Julie, thank you very much.
Always a pleasure, Michael. Here's what else you need to know today.
Well, good morning, everyone.
Two weeks ago, President Trump terminated the United States' participation in the Joint Comprehensive Plan of Action,
more commonly known as the Iran nuclear deal. President Trump withdrew from the deal for a
simple reason. It failed to guarantee the safety of the American people from the risk created
by the leaders of the Islamic Republic of Iran. No more. In his first major speech as Secretary
of State, Mike Pompeo said that despite the U.S. having pulled out of the Iran nuclear deal, Iran must end all its nuclear enrichment programs.
And in a direct appeal to the Iranian people, suggested they reject their clerical government.
Next year marks the 40th anniversary of the Islamic Republic revolution in Iran.

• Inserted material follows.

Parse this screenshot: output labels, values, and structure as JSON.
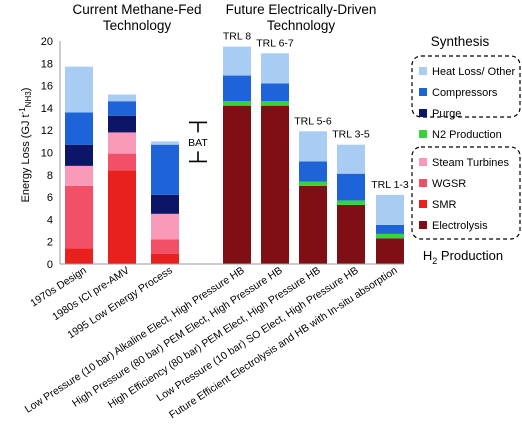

At this milestone, we have to ask, what has the Iranian revolution given to the Iranian people?
The regime reaps a harvest of suffering and death in the Middle East.
While Pompeo did not directly threaten the use of military force, he hinted at it if Iran restarts its nuclear program.
To the Ayatollah, to President Rouhani, and to other Iranian leaders,
understand that your current activities will be met with steely resolve.
And...
One day after Venezuela's president, Nicolas Maduro, declared victory in his re-election,
the Trump administration placed new economic sanctions on the country,
condemning its government as a dictatorship and calling the election undemocratic.
Maduro's government had barred many opposition parties
from running against him
and used food as an incentive
to get hungry Venezuelans to vote.
In a statement, Vice President Mike Pence said,
quote,
the illegitimate result of this fake process
is a further blow
to the proud democratic tradition of Venezuela.
That's it for The Daily. I'm Michael Barbaro. See you tomorrow.